City planning additional plantings, may offer residents vouchers
A recent study has found the City of Bowie has better tree coverage than officials had estimated.
In the meantime, the city has begun a forest management plan to help make the tree canopy even larger.
Roughly 46 percent of the land in the City of Bowie is covered by urban tree canopy, according to a report completed in May by the University of Vermont and commissioned by the Maryland Department of Natural Resources in conjunction with the City of Bowie.
BGE utility clearing work, which is ongoing in Bowie and will remove about 15,000 trees to improve the city’s electrical reliability, is expected to reduce the canopy by about 1 percent. The removal is concentrated in residential areas, where the canopy will be reduced by 20 percent. The study was completed before the work began.
Urban canopy is the layer of leaves, branches and stems of trees that cover the ground when viewed from above.
Gary Allen, head of Bowie’s Environmental Advisory Committee, said a tree canopy tends to cool an area, reduce home energy use, provide greater access for wildlife and improve air quality.
“The actual canopy coverage is actually quite good for a suburban area in Maryland,” Allen said. “It’s among the best of communities our size.”
The City of Bowie’s Existing and Possible Urban Tree Canopy report, which used imagery taken in summer 2007 and was released this spring, found that the city’s canopy is significantly higher than 2001 estimates of 30 percent.

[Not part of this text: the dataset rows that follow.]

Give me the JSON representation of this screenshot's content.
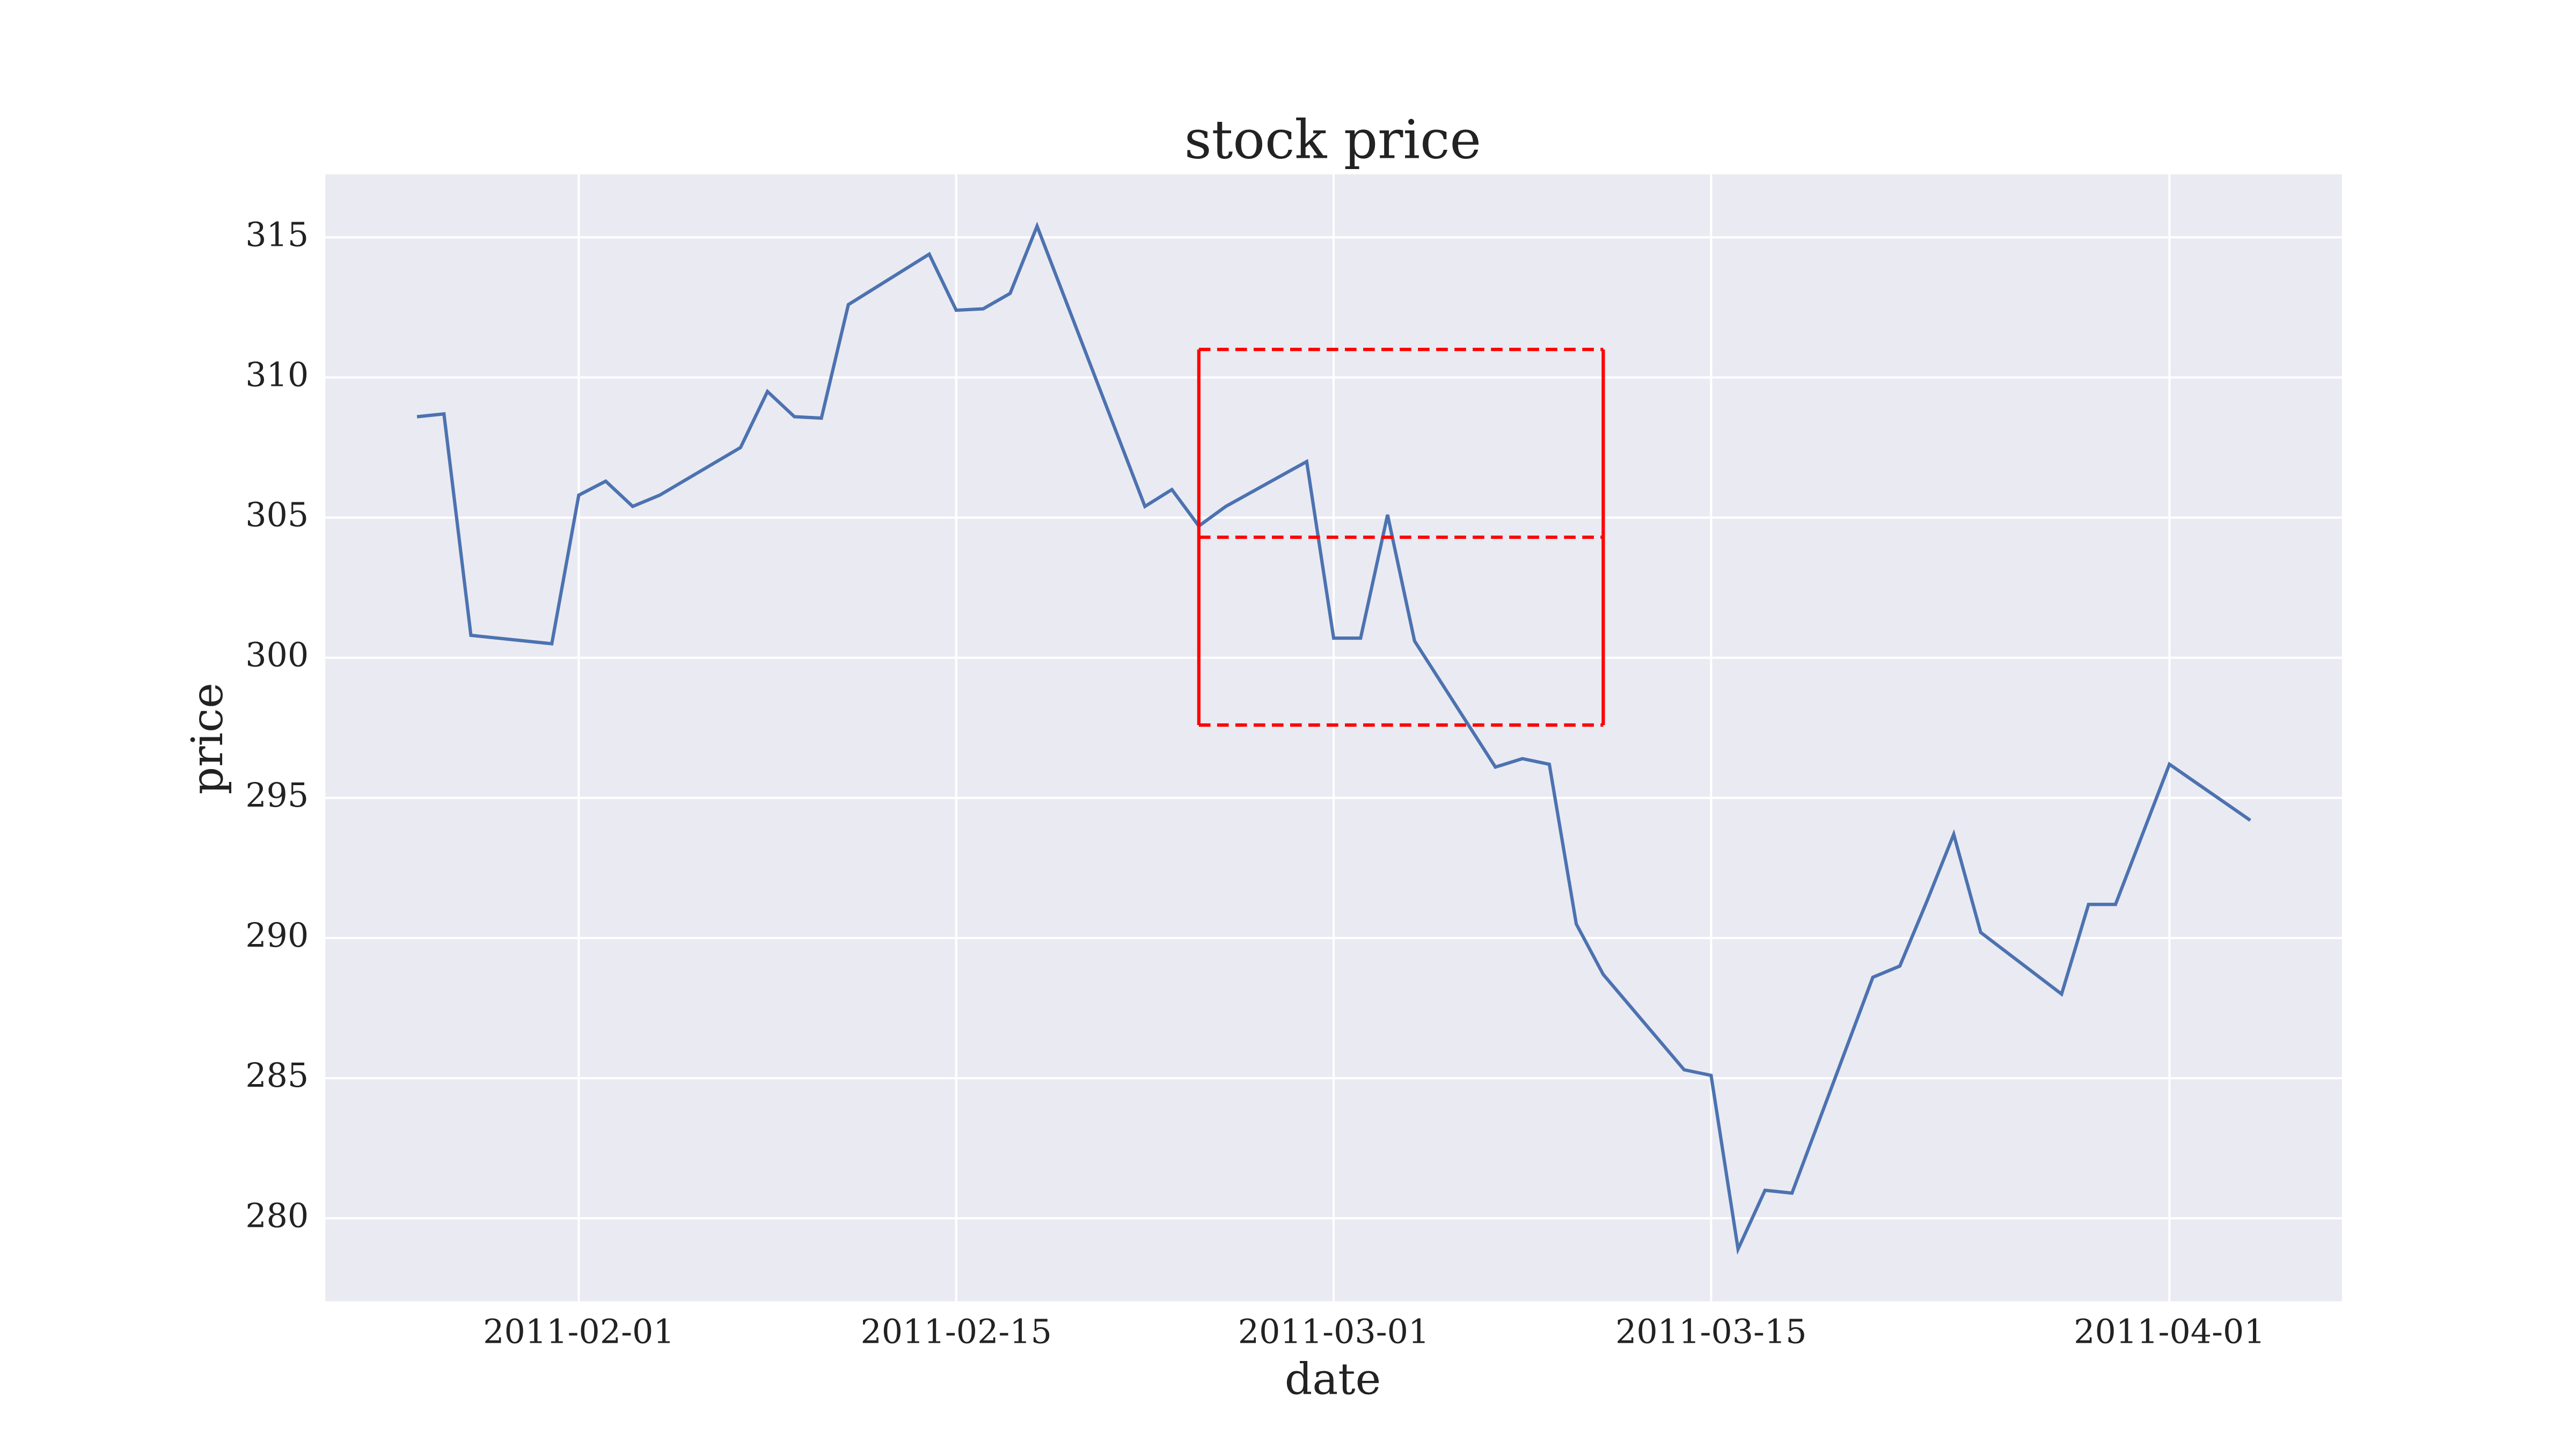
{
  "chart_data": {
    "type": "line",
    "title": "stock price",
    "x_label": "date",
    "y_label": "price",
    "x": [
      "2011-01-26",
      "2011-01-27",
      "2011-01-28",
      "2011-01-31",
      "2011-02-01",
      "2011-02-02",
      "2011-02-03",
      "2011-02-04",
      "2011-02-07",
      "2011-02-08",
      "2011-02-09",
      "2011-02-10",
      "2011-02-11",
      "2011-02-14",
      "2011-02-15",
      "2011-02-16",
      "2011-02-17",
      "2011-02-18",
      "2011-02-22",
      "2011-02-23",
      "2011-02-24",
      "2011-02-25",
      "2011-02-28",
      "2011-03-01",
      "2011-03-02",
      "2011-03-03",
      "2011-03-04",
      "2011-03-07",
      "2011-03-08",
      "2011-03-09",
      "2011-03-10",
      "2011-03-11",
      "2011-03-14",
      "2011-03-15",
      "2011-03-16",
      "2011-03-17",
      "2011-03-18",
      "2011-03-21",
      "2011-03-22",
      "2011-03-23",
      "2011-03-24",
      "2011-03-25",
      "2011-03-28",
      "2011-03-29",
      "2011-03-30",
      "2011-03-31",
      "2011-04-01",
      "2011-04-04"
    ],
    "series": [
      {
        "color": "#4c72b0",
        "values": [
          308.6,
          308.7,
          300.8,
          300.5,
          305.8,
          306.3,
          305.4,
          305.8,
          307.5,
          309.5,
          308.6,
          308.55,
          312.6,
          314.4,
          312.4,
          312.45,
          313.0,
          315.4,
          305.4,
          306.0,
          304.7,
          305.4,
          307.0,
          300.7,
          300.7,
          305.1,
          300.6,
          296.1,
          296.4,
          296.2,
          290.5,
          288.7,
          285.3,
          285.1,
          278.9,
          281.0,
          280.9,
          288.6,
          289.0,
          291.3,
          293.7,
          290.2,
          288.0,
          291.2,
          291.2,
          293.7,
          296.2,
          294.2
        ]
      }
    ],
    "annotation_box": {
      "x": [
        "2011-02-24",
        "2011-03-11"
      ],
      "upper": 311.0,
      "mean": 304.3,
      "lower": 297.6,
      "color": "#ff0000"
    },
    "xlim": [
      "2011-01-22T14:24",
      "2011-04-07T09:36"
    ],
    "xticks": [
      "2011-02-01",
      "2011-02-15",
      "2011-03-01",
      "2011-03-15",
      "2011-04-01"
    ],
    "ylim": [
      277.04,
      317.25
    ],
    "yticks": [
      280,
      285,
      290,
      295,
      300,
      305,
      310,
      315
    ],
    "grid": true
  }
}
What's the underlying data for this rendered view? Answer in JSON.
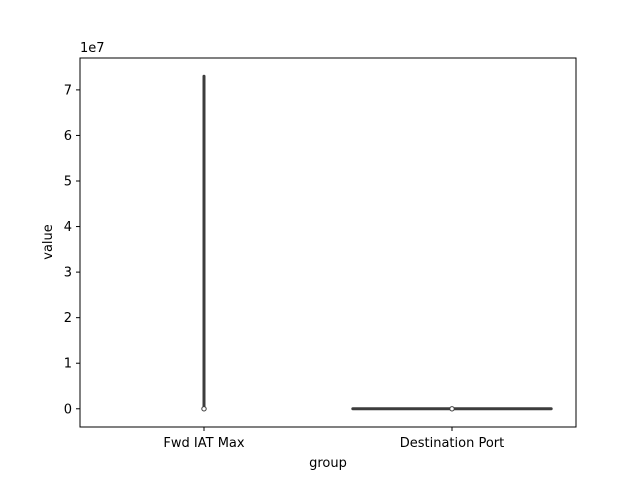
{
  "chart_data": {
    "type": "violin",
    "xlabel": "group",
    "ylabel": "value",
    "y_offset_label": "1e7",
    "y_scale_factor": 10000000,
    "ylim": [
      -4000000,
      77000000
    ],
    "yticks": [
      0,
      10000000,
      20000000,
      30000000,
      40000000,
      50000000,
      60000000,
      70000000
    ],
    "ytick_labels": [
      "0",
      "1",
      "2",
      "3",
      "4",
      "5",
      "6",
      "7"
    ],
    "categories": [
      "Fwd IAT Max",
      "Destination Port"
    ],
    "groups": [
      {
        "name": "Fwd IAT Max",
        "min": 0,
        "max": 73000000,
        "median": 0,
        "q1": 0,
        "q3": 0
      },
      {
        "name": "Destination Port",
        "min": 0,
        "max": 65535,
        "median": 80,
        "q1": 53,
        "q3": 443
      }
    ],
    "colors": {
      "violin_edge": "#3d3d3d",
      "median_fill": "#ffffff",
      "axis": "#000000"
    },
    "grid": false,
    "legend": "none"
  }
}
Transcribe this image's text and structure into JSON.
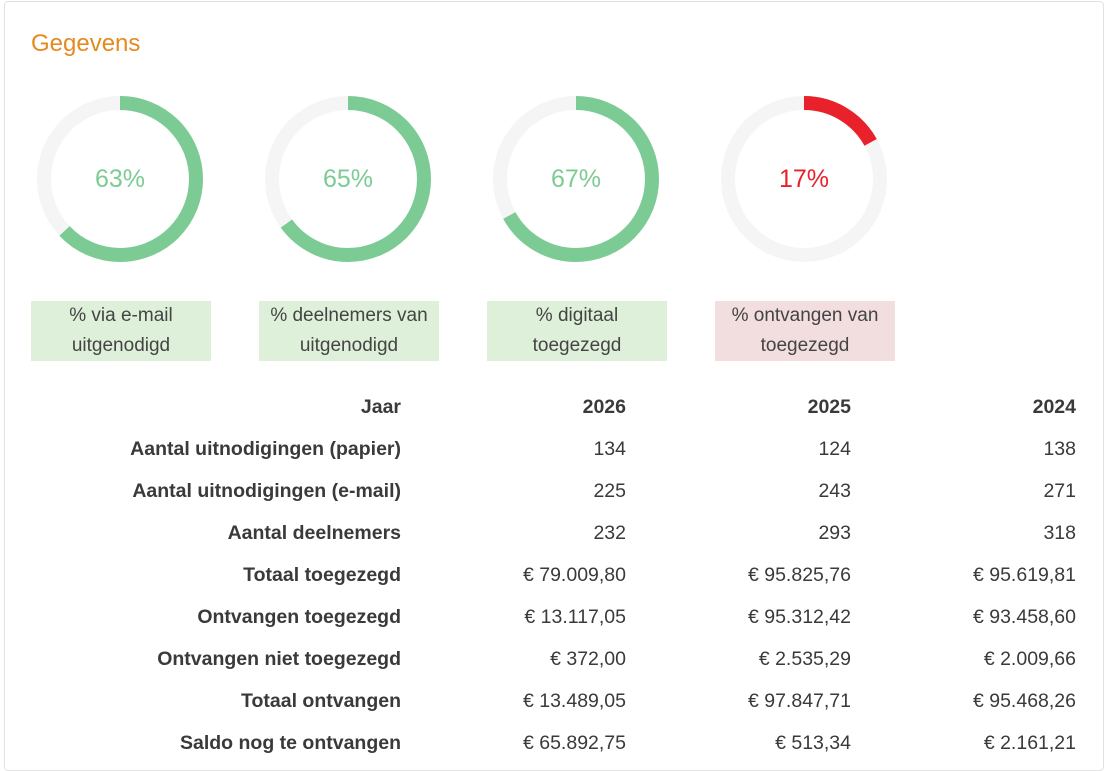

The 2007 report “gave a truer picture of the tree canopy,” said Joe Meinert, Bowie’s director of the city planning department. “We were amazed that it was documented at 46 percent.”
The study, done in 2008, was carried out by the Spatial Analysis Laboratory of the University of Vermont’s Rubenstein School of the Environment and Natural Resources in consultation with the U.S. Department of Agriculture’s Forest Service Northern Research Station.
The city has been working on several projects, including tree plantings and inventories, as part of Bowie’s environmental action plan, Meinert said.
The city’s fiscal 2009 mid-year budget approved a tree conservation plan for forest mitigation banking — restoring or creating forests to meet state reforestation requirements — at Church Road Park and Gallant Fox Lane that have already begun to be implemented.
“From the environmental standpoint, it’s a good thing to do,” Meinert said.
The city plans to establish an urban tree canopy goal and establish an urban forest management plan during 2010, Mayor Fred Robinson said in an e-mail.
The city has a contract with a vendor to plant 4,000 trees on eight acres of Church Road Park for more than $56,000, with twice as many trees slated for planting during the next several years, Robinson said. Bowie spent more than $21,000 during the previous fiscal year to plant more than 300 mature trees in a forestation project at Gallant Fox Lane, and plans to plant 200 new street trees each year, Robinson said.
The city also plans to encourage residents to plant more trees on their own property, possibly by offering vouchers, Meinert said.
The city council also is investigating using other city-owned property as tree planting sites, Robinson said. “We will be working toward the construction of a comprehensive guide for all these efforts over the next year.”
BGE reimburses residents up to $100 for each of certain types of trees it removes from a property. The City Environmental Advisory Committee recommended that Bowie seek at least $850,000 from BGE — in addition to the residential reimbursement program — as compensation for trees lost within the city, Allen said.
The city included a request for $800,000 in compensation for tree mitigation in a letter to the Maryland Public Service Commission, Allen said. The commission has not yet acted on the request. BGE forester Chad Devine was unavailable for comment.
Andrea Noble contributed to this story.